Toward daybreak, one of Van Curler’s servants managed to enter through a secret door and help Jogues escape to a canoe. The missionary paddled downstream several miles to Fort Orange where he obtained clothing and boarded a ship bound for Amsterdam, in The Netherlands. From there he found his way back to France.
Dominie Megapolensis conducted church services for the Dutch settlers in his house until the church was constructed in 1646, a short distance northwest of the fort near the line of Church Street, between Pruyn and Lydius streets.
In 1648, Megapolensis’ term was up and he requested permission to return to The Netherlands. He was earnestly solicited by Director General Peter Stuyvesant however, to become dominie of the congregation at New Amsterdam (now New York City) to replace Dominie Edwardus Bogardus who had been lost at sea. He accepted the call and remained at the pastorate in New Amsterdam until his death 20 years later.

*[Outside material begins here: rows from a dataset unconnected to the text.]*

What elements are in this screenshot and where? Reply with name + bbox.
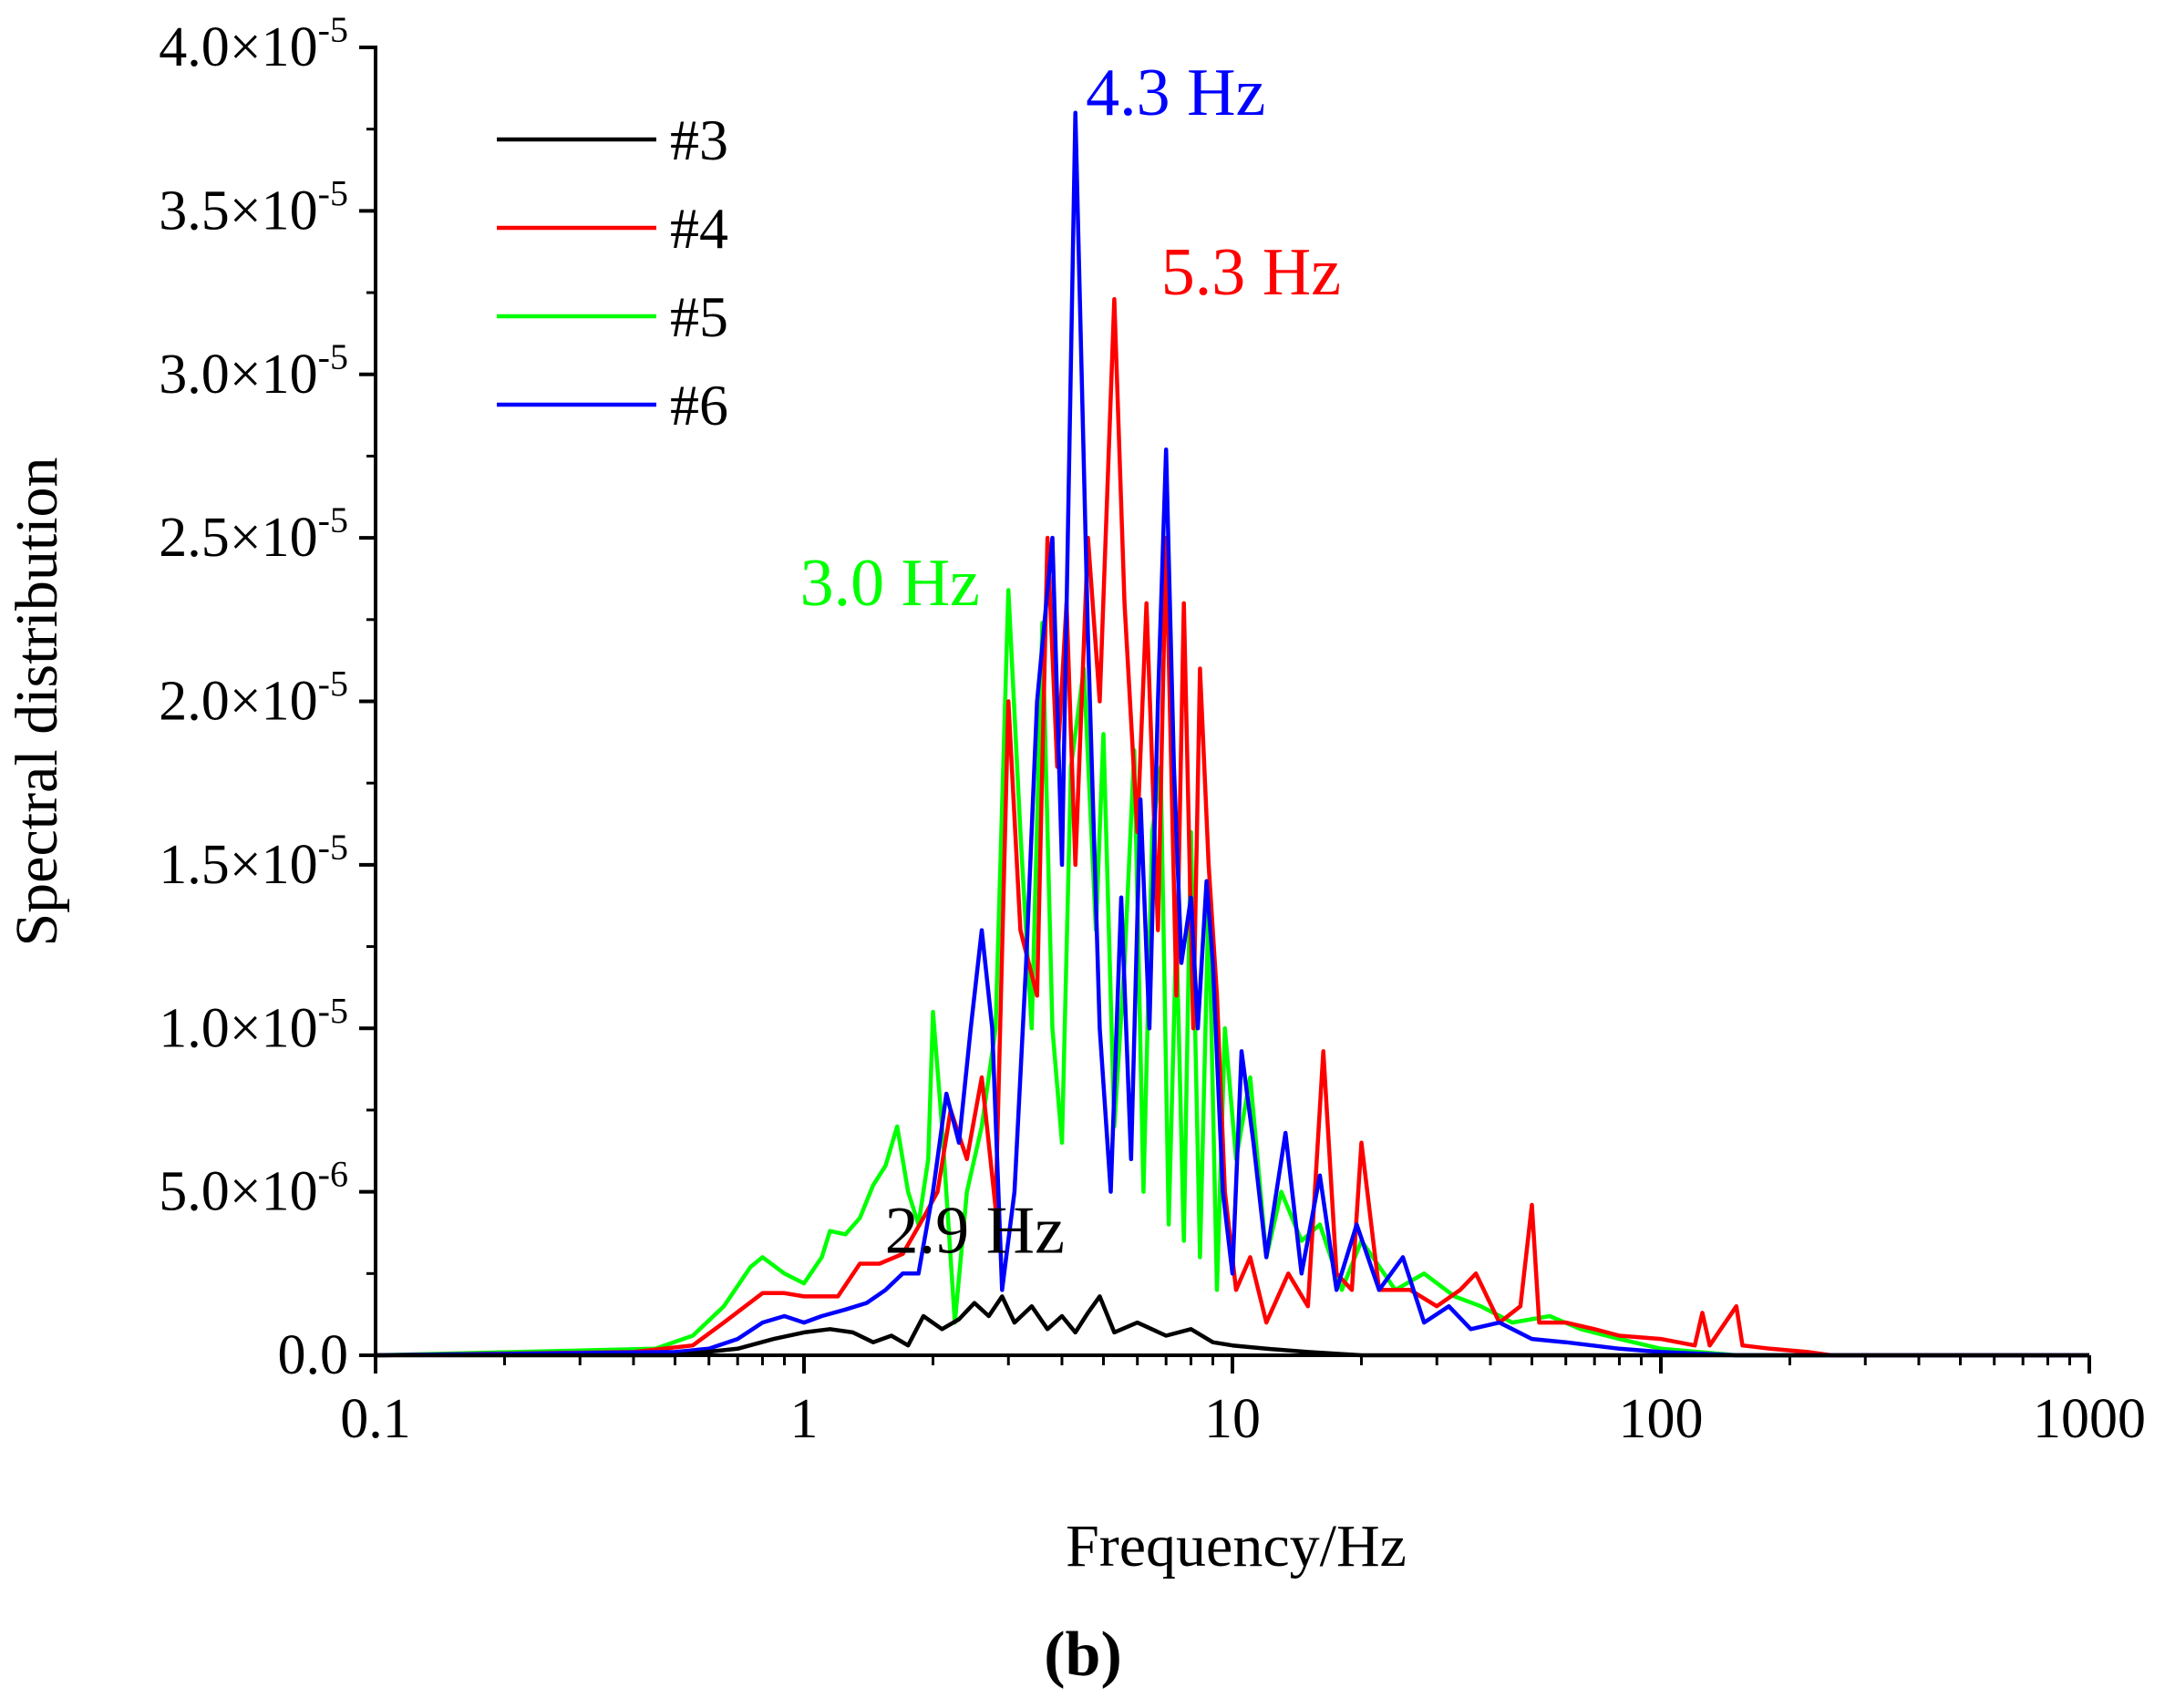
y-tick-label: 5.0×10-6 — [159, 1154, 348, 1223]
x-tick-label: 10 — [1204, 1388, 1261, 1450]
figure-caption: (b) — [1044, 1620, 1122, 1690]
y-tick-label: 1.0×10-5 — [159, 990, 348, 1059]
peak-annotation: 2.9 Hz — [885, 1193, 1065, 1268]
series-line-4 — [375, 296, 2089, 1358]
legend-label: #5 — [670, 284, 728, 349]
x-tick-label: 100 — [1619, 1388, 1704, 1450]
y-tick-label: 2.0×10-5 — [159, 664, 348, 733]
legend-label: #3 — [670, 108, 728, 172]
y-tick-label: 3.0×10-5 — [159, 336, 348, 406]
y-tick-label: 2.5×10-5 — [159, 499, 348, 569]
x-tick-label: 1000 — [2033, 1388, 2146, 1450]
y-tick-label: 1.5×10-5 — [159, 827, 348, 896]
x-tick-label: 0.1 — [340, 1388, 411, 1450]
legend-label: #6 — [670, 373, 728, 437]
x-axis-label: Frequency/Hz — [1066, 1513, 1407, 1579]
peak-annotation: 5.3 Hz — [1161, 235, 1341, 310]
series-line-3 — [376, 1294, 2089, 1358]
annotations: 4.3 Hz 5.3 Hz 3.0 Hz 2.9 Hz — [800, 56, 1341, 1268]
series-line-6 — [375, 110, 2089, 1358]
y-tick-label: 0.0 — [278, 1324, 349, 1386]
y-axis-label: Spectral distribution — [4, 457, 70, 946]
x-tick-label: 1 — [790, 1388, 819, 1450]
peak-annotation: 4.3 Hz — [1086, 56, 1265, 130]
legend-label: #4 — [670, 196, 728, 261]
peak-annotation: 3.0 Hz — [800, 546, 980, 621]
legend: #3 #4 #5 #6 — [497, 108, 728, 437]
axes-layer: 0.0 5.0×10-6 1.0×10-5 1.5×10-5 2.0×10-5 2.5×1… — [159, 9, 2146, 1450]
series-layer — [375, 110, 2089, 1358]
y-tick-label: 4.0×10-5 — [159, 9, 348, 78]
y-tick-label: 3.5×10-5 — [159, 172, 348, 242]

In the 1683 list of members of the Dutch Church in Albany, 28 members were Indigenous converts. They are differentiated by the fact that they have a single name (i.e. Abraham) followed by the notation: “proselytes from among the heathen, having been instructed by us in the mysteries of faith and of the doctrines of Jesus Christ, and after making a public confession received baptism and were admitted to the Lord’s Supper.”
The Dutch Church lists another 10 Indigenous People admitted over the next several years. Each of the converts had taken a Dutch name, causing their nationality to become invisible in later documents and census surveys.
You can learn more about the Haudenosaunee Confederacy (the Iroquois) at the website of the Oneida Nation.
Illustrations, from above: First Dutch Church at Albany as it appears in several of the works of James Eights; Detail of Map of New Amsterdam from Beschryvinge van Nieuw-Nederlant, t’Aemsteldam: Evert Nieuwenhof, 1655; A map of Iroquois expansion during the Beaver Wars; statue of Isaac Jogues at the south end of Lake George at Lake George Battlefield Park; and the Dutch Reformed Church of Johannes Megapolensis in Beverwyck (Fort Orange, now Albany), erected in 1656.
Great write up. Would only add that Jogues went with the Mohawks on a fish run on a stream in the Normanskill Watershed. This was a harvest of anadromous fish, e.g., shad, alewives, blueback herring, striped bass, that the Mohawks had not previously had direct access to immediately prior to the contact period. The Algonkians primary diet was anadromous fish from the many waterheds on their territory.
After Jogues escaped, the one captive left stayed in Tinnotoguen (Wolf Clan) for several years, Guillaume Couture, donne to Jogues.
There was a “Virgin Epidemic” that wiped out up to 90% of the Mohican nation. Prior to that, they prevented anything past the Schoharie for millennia. The Mahicans were not conquered. They died.,
they were “primarily hunter gatherers”? I thought they farmed the three sisters.
“largely hunter-gatherers” – they did grow corn, beans and squash, but also subsisted on all kinds of game, fish, and gathered berries, seeds, roots, etc. Crops are only available at the end of the growing season and through storage. Other foods were needed as well.